Large-scale contractions of Friedreich's ataxia GAA repeats in yeast occur during DNA replication due to their triplex-forming ability

Friedreich's ataxia (FRDA) is a human hereditary disease caused by the presence of expanded (GAA)(n) repeats in the first intron of the FXN gene [V. Campuzano et al., Science 271, 1423-1427 (1996)]. In somatic tissues of FRDA patients, (GAA) n repeat tracts are highly unstable, with contractions more common than expansions [R. Sharma et al., Hum. Mol.
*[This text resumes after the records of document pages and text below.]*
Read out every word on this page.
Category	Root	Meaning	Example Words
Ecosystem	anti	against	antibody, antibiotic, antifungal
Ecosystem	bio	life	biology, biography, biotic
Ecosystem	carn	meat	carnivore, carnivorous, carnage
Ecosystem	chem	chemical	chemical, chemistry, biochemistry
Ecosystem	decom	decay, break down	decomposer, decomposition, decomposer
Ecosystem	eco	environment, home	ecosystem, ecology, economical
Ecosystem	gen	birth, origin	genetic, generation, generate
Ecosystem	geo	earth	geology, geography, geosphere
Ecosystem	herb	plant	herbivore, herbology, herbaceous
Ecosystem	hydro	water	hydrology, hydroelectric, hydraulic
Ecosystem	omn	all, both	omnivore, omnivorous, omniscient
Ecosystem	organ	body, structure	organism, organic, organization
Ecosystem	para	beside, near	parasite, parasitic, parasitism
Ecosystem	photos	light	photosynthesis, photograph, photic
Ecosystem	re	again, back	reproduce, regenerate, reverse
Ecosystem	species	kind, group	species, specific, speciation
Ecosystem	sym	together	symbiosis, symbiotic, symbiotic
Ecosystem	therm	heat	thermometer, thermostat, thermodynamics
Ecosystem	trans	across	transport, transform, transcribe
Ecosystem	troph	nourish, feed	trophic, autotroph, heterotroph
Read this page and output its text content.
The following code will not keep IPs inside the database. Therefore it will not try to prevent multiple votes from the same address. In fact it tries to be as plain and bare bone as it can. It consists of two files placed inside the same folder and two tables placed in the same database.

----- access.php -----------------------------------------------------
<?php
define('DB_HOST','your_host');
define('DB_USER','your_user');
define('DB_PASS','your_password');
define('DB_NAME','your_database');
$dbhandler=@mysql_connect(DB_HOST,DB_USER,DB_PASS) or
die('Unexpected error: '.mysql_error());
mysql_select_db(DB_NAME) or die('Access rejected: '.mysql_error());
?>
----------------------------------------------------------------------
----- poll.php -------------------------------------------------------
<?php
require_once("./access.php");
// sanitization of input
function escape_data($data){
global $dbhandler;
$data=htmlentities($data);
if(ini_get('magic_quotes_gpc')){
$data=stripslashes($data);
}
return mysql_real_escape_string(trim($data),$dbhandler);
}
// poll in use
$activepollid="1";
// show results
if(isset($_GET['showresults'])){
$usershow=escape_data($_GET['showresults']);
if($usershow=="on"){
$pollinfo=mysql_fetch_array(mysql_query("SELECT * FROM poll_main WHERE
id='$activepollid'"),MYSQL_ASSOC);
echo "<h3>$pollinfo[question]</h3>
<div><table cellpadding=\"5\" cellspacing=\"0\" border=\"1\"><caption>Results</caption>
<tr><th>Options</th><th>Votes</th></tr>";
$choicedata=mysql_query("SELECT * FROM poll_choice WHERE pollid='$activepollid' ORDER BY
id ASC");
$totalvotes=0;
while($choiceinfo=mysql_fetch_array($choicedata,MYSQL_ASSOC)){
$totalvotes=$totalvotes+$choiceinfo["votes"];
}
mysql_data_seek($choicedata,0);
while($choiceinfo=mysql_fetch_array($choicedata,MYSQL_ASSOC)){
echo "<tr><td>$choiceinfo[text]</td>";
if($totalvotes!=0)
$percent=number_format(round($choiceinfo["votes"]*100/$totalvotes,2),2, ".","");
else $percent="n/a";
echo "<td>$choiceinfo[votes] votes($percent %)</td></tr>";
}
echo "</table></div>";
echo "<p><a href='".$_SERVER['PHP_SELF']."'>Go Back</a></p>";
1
Genet. 11, 2175-2187 (2002)]. Here we describe an experimental system to characterize GAA repeat contractions in yeast and to conduct a genetic analysis of this process. We found that large-scale contraction is a one-step process, resulting in a median loss of similar to 60 triplet repeats. Our genetic analysis revealed that contractions occur during DNA replication, rather than by various DNA repair pathways. Repeats contract in the course of lagging-strand synthesis: The processivity subunit of DNA polymerase delta, Pol32, and the catalytic domain of Rev1, a translesion polymerase, act together in the same pathway to counteract contractions. Accumulation of single-stranded DNA (ssDNA) in the lagging-strand template greatly increases the probability that (GAA) n repeats contract, which in turn promotes repeat instability in rfa1, rad27, and dna2 mutants. Finally, by comparing contraction rates for homopurine-homopyrimidine repeats differing in their mirror symmetry, we found that contractions depend on a repeat's triplex-forming ability. We propose that accumulation of ssDNA in the lagging-strand template fosters the formation of a triplex between the nascent and fold-back template strands of the repeat. Occasional jumps of DNA polymerase through this triplex hurdle, result in repeat contractions in the nascent lagging strand.